Viruses of the Turriviridae: an emerging model system for studying archaeal virus-host interactions

Abstract

Viruses have played a central role in the evolution and ecology of cellular life since it first arose. Investigations into viral molecular biology and ecological dynamics have propelled abundant progress in our understanding of living systems, including genetic inheritance, cellular signaling and trafficking, and organismal development. As well, the discovery of viral lineages that infect members of all three domains suggest that these lineages originated at the earliest stages of biological evolution. Research into these viruses is helping to elucidate the conditions under which life arose, and the dynamics that directed its early development. Archaeal viruses have only recently become a subject of intense study, but investigations have already produced intriguing and exciting results. STIV was originally discovered in Yellowstone National Park and has been the focus of concentrated research. Through this research, a viral genetic system was created, a novel lysis mechanism was discovered, and the interaction of the virus with cellular ESCRT machinery was revealed. This review will summarize the discoveries within this group of viruses and will also discuss future work.

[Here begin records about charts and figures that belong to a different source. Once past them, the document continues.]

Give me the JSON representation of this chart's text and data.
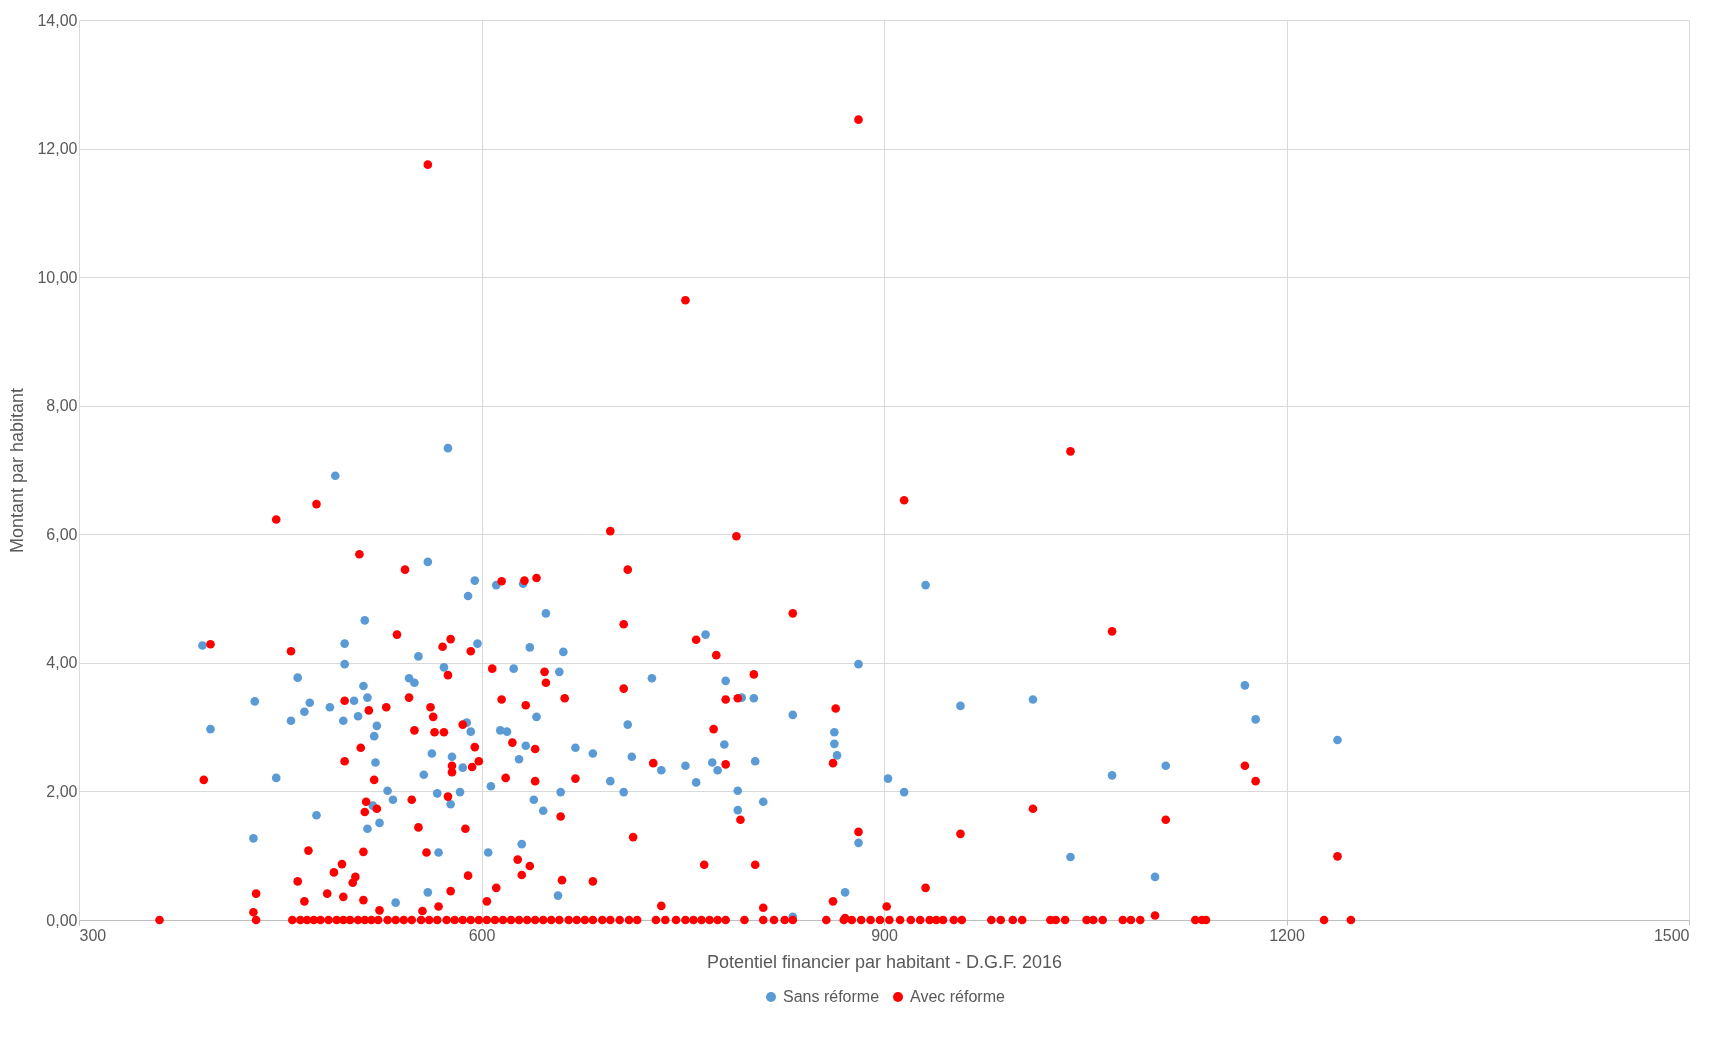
{
  "chart_data": {
    "type": "scatter",
    "xlabel": "Potentiel financier par habitant - D.G.F. 2016",
    "ylabel": "Montant par habitant",
    "xlim": [
      300,
      1500
    ],
    "xticks": [
      300,
      600,
      900,
      1200,
      1500
    ],
    "ylim": [
      0,
      14
    ],
    "yticks": [
      {
        "value": 0,
        "label": "0,00"
      },
      {
        "value": 2,
        "label": "2,00"
      },
      {
        "value": 4,
        "label": "4,00"
      },
      {
        "value": 6,
        "label": "6,00"
      },
      {
        "value": 8,
        "label": "8,00"
      },
      {
        "value": 10,
        "label": "10,00"
      },
      {
        "value": 12,
        "label": "12,00"
      },
      {
        "value": 14,
        "label": "14,00"
      }
    ],
    "grid": true,
    "legend": "bottom",
    "marker": "circle",
    "series": [
      {
        "name": "Sans réforme",
        "color": "#5b9bd5",
        "x": [
          392,
          398,
          431,
          430,
          447,
          458,
          463,
          468,
          472,
          477,
          487,
          491,
          497,
          498,
          498,
          505,
          508,
          512,
          513,
          515,
          520,
          521,
          522,
          524,
          515,
          519,
          530,
          534,
          536,
          546,
          550,
          553,
          557,
          560,
          560,
          563,
          567,
          568,
          572,
          575,
          577,
          578,
          584,
          586,
          589,
          590,
          592,
          595,
          597,
          605,
          607,
          611,
          614,
          619,
          624,
          628,
          630,
          631,
          633,
          636,
          639,
          641,
          646,
          648,
          657,
          658,
          659,
          661,
          670,
          683,
          696,
          706,
          709,
          712,
          727,
          734,
          752,
          760,
          767,
          772,
          776,
          782,
          781,
          791,
          791,
          794,
          803,
          804,
          810,
          832,
          863,
          863,
          865,
          871,
          881,
          881,
          903,
          915,
          931,
          957,
          1011,
          1039,
          1070,
          1102,
          1110,
          1169,
          1177,
          1238,
          832
        ],
        "values": [
          4.27,
          2.97,
          3.4,
          1.27,
          2.21,
          3.1,
          3.77,
          3.24,
          3.38,
          1.63,
          3.31,
          6.91,
          3.1,
          4.3,
          3.98,
          3.41,
          3.17,
          3.64,
          4.66,
          3.46,
          2.86,
          2.45,
          3.02,
          1.51,
          1.42,
          1.78,
          2.01,
          1.87,
          0.27,
          3.76,
          3.69,
          4.1,
          2.26,
          5.57,
          0.43,
          2.59,
          1.97,
          1.05,
          3.93,
          7.34,
          1.8,
          2.54,
          1.99,
          2.37,
          3.07,
          5.04,
          2.93,
          5.28,
          4.3,
          1.05,
          2.08,
          5.21,
          2.95,
          2.93,
          3.91,
          2.5,
          1.18,
          5.23,
          2.71,
          4.24,
          1.87,
          3.16,
          1.7,
          4.77,
          0.38,
          3.86,
          1.99,
          4.17,
          2.68,
          2.59,
          2.16,
          1.99,
          3.04,
          2.54,
          3.76,
          2.33,
          2.4,
          2.14,
          4.44,
          2.45,
          2.33,
          3.72,
          2.73,
          2.01,
          1.71,
          3.46,
          3.45,
          2.47,
          1.84,
          3.19,
          2.92,
          2.74,
          2.56,
          0.43,
          3.98,
          1.2,
          2.2,
          1.99,
          5.21,
          3.33,
          3.43,
          0.98,
          2.25,
          0.67,
          2.4,
          3.65,
          3.12,
          2.8,
          0.05
        ]
      },
      {
        "name": "Avec réforme",
        "color": "#ff0000",
        "x": [
          360,
          393,
          398,
          447,
          430,
          432,
          432,
          458,
          463,
          468,
          471,
          477,
          485,
          490,
          496,
          498,
          498,
          497,
          504,
          506,
          509,
          510,
          512,
          512,
          513,
          514,
          516,
          520,
          522,
          524,
          529,
          537,
          543,
          546,
          548,
          550,
          553,
          556,
          559,
          562,
          564,
          565,
          568,
          571,
          572,
          575,
          575,
          577,
          577,
          578,
          578,
          586,
          588,
          590,
          592,
          593,
          595,
          598,
          604,
          608,
          611,
          615,
          615,
          618,
          623,
          627,
          630,
          632,
          633,
          636,
          641,
          640,
          640,
          647,
          648,
          659,
          660,
          662,
          670,
          683,
          696,
          706,
          706,
          709,
          713,
          728,
          734,
          760,
          766,
          752,
          773,
          775,
          782,
          782,
          790,
          791,
          793,
          803,
          804,
          810,
          832,
          862,
          864,
          862,
          871,
          881,
          881,
          902,
          915,
          931,
          957,
          1011,
          1039,
          1070,
          1102,
          1110,
          1169,
          1177,
          1238,
          560,
          459,
          465,
          470,
          475,
          480,
          486,
          492,
          497,
          502,
          508,
          513,
          518,
          523,
          530,
          536,
          542,
          548,
          555,
          561,
          567,
          574,
          580,
          586,
          592,
          598,
          604,
          610,
          616,
          622,
          628,
          634,
          640,
          646,
          652,
          658,
          665,
          671,
          677,
          683,
          690,
          696,
          703,
          710,
          716,
          730,
          737,
          745,
          752,
          758,
          764,
          770,
          776,
          782,
          796,
          810,
          818,
          826,
          832,
          857,
          870,
          876,
          883,
          890,
          897,
          904,
          912,
          920,
          927,
          934,
          939,
          944,
          952,
          958,
          980,
          987,
          996,
          1003,
          1024,
          1028,
          1035,
          1051,
          1056,
          1063,
          1078,
          1084,
          1091,
          1132,
          1137,
          1140,
          1228,
          1248
        ],
        "values": [
          0,
          2.18,
          4.29,
          6.23,
          0.12,
          0.41,
          0,
          4.18,
          0.6,
          0.29,
          1.08,
          6.47,
          0.41,
          0.74,
          0.87,
          3.41,
          2.47,
          0.36,
          0.58,
          0.67,
          5.69,
          2.68,
          0.31,
          1.06,
          1.68,
          1.84,
          3.26,
          2.18,
          1.73,
          0.15,
          3.31,
          4.44,
          5.45,
          3.46,
          1.87,
          2.95,
          1.44,
          0.14,
          1.05,
          3.31,
          3.16,
          2.92,
          0.21,
          4.25,
          2.92,
          3.81,
          1.92,
          4.37,
          0.45,
          2.4,
          2.3,
          3.04,
          1.42,
          0.69,
          4.18,
          2.38,
          2.69,
          2.47,
          0.29,
          3.91,
          0.5,
          5.27,
          3.43,
          2.21,
          2.76,
          0.94,
          0.7,
          5.28,
          3.34,
          0.84,
          5.32,
          2.66,
          2.16,
          3.86,
          3.69,
          1.61,
          0.62,
          3.45,
          2.2,
          0.6,
          6.05,
          3.6,
          4.6,
          5.45,
          1.29,
          2.44,
          0.22,
          4.36,
          0.86,
          9.64,
          2.97,
          4.12,
          3.43,
          2.42,
          5.97,
          3.45,
          1.56,
          3.82,
          0.86,
          0.19,
          4.77,
          2.44,
          3.29,
          0.29,
          0.03,
          12.45,
          1.37,
          0.21,
          6.53,
          0.5,
          1.34,
          1.73,
          7.29,
          4.49,
          0.07,
          1.56,
          2.4,
          2.16,
          0.99,
          11.75,
          0,
          0,
          0,
          0,
          0,
          0,
          0,
          0,
          0,
          0,
          0,
          0,
          0,
          0,
          0,
          0,
          0,
          0,
          0,
          0,
          0,
          0,
          0,
          0,
          0,
          0,
          0,
          0,
          0,
          0,
          0,
          0,
          0,
          0,
          0,
          0,
          0,
          0,
          0,
          0,
          0,
          0,
          0,
          0,
          0,
          0,
          0,
          0,
          0,
          0,
          0,
          0,
          0,
          0,
          0,
          0,
          0,
          0,
          0,
          0,
          0,
          0,
          0,
          0,
          0,
          0,
          0,
          0,
          0,
          0,
          0,
          0,
          0,
          0,
          0,
          0,
          0,
          0,
          0,
          0,
          0,
          0,
          0,
          0,
          0,
          0,
          0,
          0,
          0,
          0,
          0
        ]
      }
    ]
  }
}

Keywords: Sulfolobus turreted icosahedral virus; Turriviridae; archaea; viral replication; virus; virus-host interaction.

Figure 1

Electron cryo-microscopy reconstruction of STIV. (A) The overall virus reconstruction is displayed with the different protein components individually colored (B345: light blue, A223: light pink, C381: purple) and with an icosahedral cage overlaid onto it. (B) Blow-up view of an icosahedral face with one capsid icosahedral asymmetric unit colored as in (A) and labeled (1–5 for the trimeric B345 capsomers and P for the A223 penton base). (C) Cross-section of the reconstruction revealing the presence of internal lipid envelop (gold) and the internal genome (red). Adapted from Veesler et al. (2013).

Figure 2

STIV structural proteins. (A) Ribbon representation of B345, the major capsid protein of STIV. β-strands are depicted in cyan, α-helices in yellow, loops in gray. The structure is composed of two domains, an N-terminal domain (left) and a C-terminal domain (right). Each domain adopts the jelly roll fold, which is composed of two four-stranded β-sheets. In the N-terminal domain, the first sheet is formed of strands B, I, D and G (BIDG) at the back of the structure, and the second sheet of strands C, H, E and F (CHEF) at the front of the structure. The two β-sheets pack against each other to form a β-sandwich. Similarly, the C-terminal jelly roll is composed of strands B′, I′, D′, and G’ in the B’I’D’G’ sheet, and strands C′, H′ E’, and F′ in the C’H’E’F′ sheet. Adapted from Khayat et al. (2005). (B) The structure of the STIV turret. β-strands emanating from the A55 membrane anchor are at the bottom, in blue, where they interdigitate with the N terminus of A223 to form a ten-stranded hemolysin-like β-barrel. The two-domain, double jelly roll structure of A223 is shown above that in pink, followed by the three-domain jelly roll structure of C381 in light blue, light purple, and dark purple at the top. To the right, an enlarged view of a single C381 protomer. The N-terminal jelly roll is at the bottom, the C-terminal jelly roll domain at the top. Adapted from Hartman et al. (2019).

Figure 3

Replication cycle of STIV. The several steps involved in host infection by STIV are shown, starting with viral attachment in the top left and ending with viral egress at the top right. Those steps that have been experimentally characterized are indicated by large black arrows and text, and those yet to be characterized are in dark red. The names of gene products originating from the virus are in black and those from the host are in grey. Smaller black and grey arrows indicate the involvement of virus and host gene products, respectively, in various processes of infection, and red arrows indicate hypothesized involvement.

Figure 4

Scanning electron micrograph (SEM) image of STIV1-induced pyramids on the surface of an infected Sulfolobus cell. Scale bar = 200 nm.

Figure 5

Initial viral attachment to pili. (A) Subtomographic average of STIV virions and pili show pilus recognition is mediated by interactions with the 2nd (light purple) and 3rd (dark purple) jelly roll domains of the C381 turret protein. To the right, an enlarged view of a single turret/pilus interaction. (B) Strictly conserved, surface exposed residues lie within these regions and potentially mediate recognition. These include Asn196 and Ser215 in domain 2, and Glu285 and Asn289 in domain 3. Adapted from Hartman et al. (2019).